Weekly Commodity Trading Letter
Posted in Commodity News Updates, Futures, Jake Bernstein, commodities, currencies, interest rates, oats, soybeans, trading, tropicals, wheat on January 27th, 2009 by Jake Bernstein – Comments OffCOWS (Corn, Oats, Wheat and Soybeans)
The grain and soybean complex markets have separated from the declining stock market. Soybeans found support on some of my indicators and have rallied strongly. My cycle studies and my seasonals studies suggest that significant lows are due in many markets by the end of the first quarter of 2009. A short-term sell signal has developed in spite of the bullish talk and the ongoing rally that is based on weather developments in South America. Seasonal agree with the current rally. Following a possible short-term decline the seasonal odds favor a rally. SEE THE SEASONAL CHART BELOW. See charts below.
Soybean Complex: I warned you of the bearish trends and potentially large corrections before they started. The corrections came. I also advised you that short-term buy triggers have developed. Soybeans gave me a trigger to go long but with HUGE volatility. I emphasize the “high risk” aspect of all grain and soybean market trades. Await recommendations. Seasonals in the cash soybean market are now ideally bullish.
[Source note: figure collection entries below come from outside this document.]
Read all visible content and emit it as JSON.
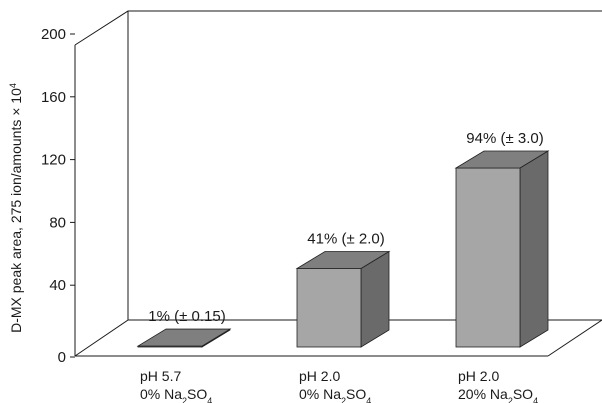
{
  "chart_data": {
    "type": "bar",
    "categories": [
      {
        "line1": "pH 5.7",
        "line2_prefix": "0% Na",
        "sub1": "2",
        "mid": "SO",
        "sub2": "4"
      },
      {
        "line1": "pH 2.0",
        "line2_prefix": "0% Na",
        "sub1": "2",
        "mid": "SO",
        "sub2": "4"
      },
      {
        "line1": "pH 2.0",
        "line2_prefix": "20% Na",
        "sub1": "2",
        "mid": "SO",
        "sub2": "4"
      }
    ],
    "values": [
      0.6,
      50,
      114
    ],
    "data_labels": [
      "1% (± 0.15)",
      "41% (± 2.0)",
      "94% (± 3.0)"
    ],
    "ylabel": {
      "text": "D-MX peak area, 275 ion/amounts × 10",
      "sup": "4"
    },
    "yticks": [
      "0",
      "40",
      "80",
      "120",
      "160",
      "200"
    ],
    "ylim": [
      0,
      200
    ],
    "grid": false,
    "bar_colors": {
      "front": "#a6a6a6",
      "top": "#7f7f7f",
      "side": "#6a6a6a"
    }
  }
}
Corn: Prior to the current declines I pointed out that my COT analysis had turned bearish. Seasonal lows were due and may well have been made on bullish momentum divergence signals. I believe that corn prices now have the potential to make a very large recovery, perhaps to as high as intermediate term resistance areas. Await intermediate term buy recommendations via the hotline.
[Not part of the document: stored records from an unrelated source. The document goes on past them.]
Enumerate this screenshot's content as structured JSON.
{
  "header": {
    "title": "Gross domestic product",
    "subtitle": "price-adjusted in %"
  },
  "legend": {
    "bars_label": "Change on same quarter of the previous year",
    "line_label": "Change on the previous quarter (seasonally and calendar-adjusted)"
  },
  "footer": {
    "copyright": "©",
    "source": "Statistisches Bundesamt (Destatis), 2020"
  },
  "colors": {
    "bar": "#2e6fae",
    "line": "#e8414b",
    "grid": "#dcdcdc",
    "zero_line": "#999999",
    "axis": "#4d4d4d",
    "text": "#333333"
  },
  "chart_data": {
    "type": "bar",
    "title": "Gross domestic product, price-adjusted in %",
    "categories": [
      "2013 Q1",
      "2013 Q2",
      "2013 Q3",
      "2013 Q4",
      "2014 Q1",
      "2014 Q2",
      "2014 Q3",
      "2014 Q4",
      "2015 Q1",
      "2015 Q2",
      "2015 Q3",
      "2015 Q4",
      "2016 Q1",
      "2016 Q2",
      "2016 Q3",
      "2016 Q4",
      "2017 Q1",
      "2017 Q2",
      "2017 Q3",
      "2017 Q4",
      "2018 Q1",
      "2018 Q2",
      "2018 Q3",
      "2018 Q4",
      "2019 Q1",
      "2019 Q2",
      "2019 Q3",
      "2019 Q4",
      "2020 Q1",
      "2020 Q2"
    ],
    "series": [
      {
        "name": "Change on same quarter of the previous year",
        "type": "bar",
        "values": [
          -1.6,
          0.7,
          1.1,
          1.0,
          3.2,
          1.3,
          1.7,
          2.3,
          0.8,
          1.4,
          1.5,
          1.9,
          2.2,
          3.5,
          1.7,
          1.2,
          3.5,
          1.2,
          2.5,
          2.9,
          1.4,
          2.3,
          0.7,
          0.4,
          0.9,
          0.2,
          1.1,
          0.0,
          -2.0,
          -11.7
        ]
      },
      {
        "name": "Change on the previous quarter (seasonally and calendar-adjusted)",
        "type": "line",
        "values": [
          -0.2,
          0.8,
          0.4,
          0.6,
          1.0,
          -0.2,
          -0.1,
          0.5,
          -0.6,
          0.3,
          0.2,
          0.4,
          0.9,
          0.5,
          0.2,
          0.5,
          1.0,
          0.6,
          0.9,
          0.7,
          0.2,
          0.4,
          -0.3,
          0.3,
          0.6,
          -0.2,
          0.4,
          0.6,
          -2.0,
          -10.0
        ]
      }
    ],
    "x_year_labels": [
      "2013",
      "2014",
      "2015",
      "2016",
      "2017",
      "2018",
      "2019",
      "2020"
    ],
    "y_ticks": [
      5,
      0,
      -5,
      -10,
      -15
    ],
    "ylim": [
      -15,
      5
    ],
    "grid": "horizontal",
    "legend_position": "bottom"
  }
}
Wheat: I advised you “the short term trend may bottom within days, while weekly the trend remains bearish”. We saw signs of bullish life in the form of a huge recovery. There were short-term buy signals. Await wheat spread recommendations. As in all the grain and soy complex markets, the swings in wheat will continue to be large and wild. Seasonal is ideally bearish. .
Oats: The market remains short term bearish. The intermediate-term uptrend remains bullish. The decline has taken prices down to important support. There were short-term MOMENTUM divergence buy signals but no MAC signals as yet. See chart below.
Take a look at the long term RATIO CHART for SOYBEANS vs. CORN…the perspective is amazing!
IMPORTANT REMINDER: ALL RECOMMENDATONS GIVEN VIA THE HOTLINE WILL REQUIRE LARGE STOP LOSSES DUE TO ONGOING MARKET VOLATILITY. THERE HAS NEVER BEEN A TIME AS VOLATILE AS THIS – YOU WILL LOSE MONEY IF YOU USE SMALL STOPS. IF YOU CAN’T AFFORD THE POTENTIAL RISK THEN DON’T TRADE!
Meats
Cattle and Hogs: My analysis of the COT Commercials positions in both markets continues to project a LONG TERM bull move in both of the meats. A trigger is needed to spark the rallies. I REMAIN BULLISH BUT I AM WAITING FOR TRIGGERS. I believe that the current decline in hogs is another test of my bullish LONG TERM forecast as well as an important test of long term technical support. NOTE THAT IN THE ABSENCE OF BUY TRIGGERS THERE ARE NO RECOMMENDATIONS. The hotline recommended long Jun and short April hogs spread that should have been closed out when it reached its profit target. I plan to once again recommend this spread when and if it declines to short term support. The spread should continue to be valid until late May if history repeats. See seasonal table below.
Metals
Copper: Thin volume and erratic price moves make this a difficult market to trade other than for the long term. Therefore, I will not be giving specific hotline recommendations. The trend remains short term and intermediate term bearish BUT seasonal lows are ideally due now. We could get a significant short-term rally in copper (and all metals). Copper tends to make highs in March. There is bullish divergence. The coming rally could be HUGE! See seasonal chart.
Gold and Silver: Gold seasonals achieved their projected seasonal rally targets and you should have gotten out of longs as recommended. My longer term forecast based on the long term cycles and technical indicators currently suggests a $2000+ target once the current decline and cycle low are in place.
See silver seasonal chart at left. Silver triggered a short term buy as did gold but long-term buy signals are pending. I advise waiting until the first few months of 2009 before taking on long term buy (investment)
positions.
Platinum/Palladium: My long-term forecasts for platinum and palladium have been bullish and I am still long term bullish in spite of the recent corrections down which were discussed in this newsletter well in advance. This overdue correction has brought prices back to rational levels and I believe that new buy triggers will develop soon.
I believe that over the next 12 months we could witness considerable turnarounds in platinum and palladium prices and I want to maintain long-term holdings in PAL.
The severe corrective declines were long overdue and are, in my view, a positive development in the long-term picture. There are signs of bullish life in platinum and in palladium. I recommend holding on to long term positions, in palladium which may take time to move higher but which, I feel, has significant upside potential. I am holding my personal long-term positions in PAL (North American Palladium). There are initial indications of a short term low in PAL.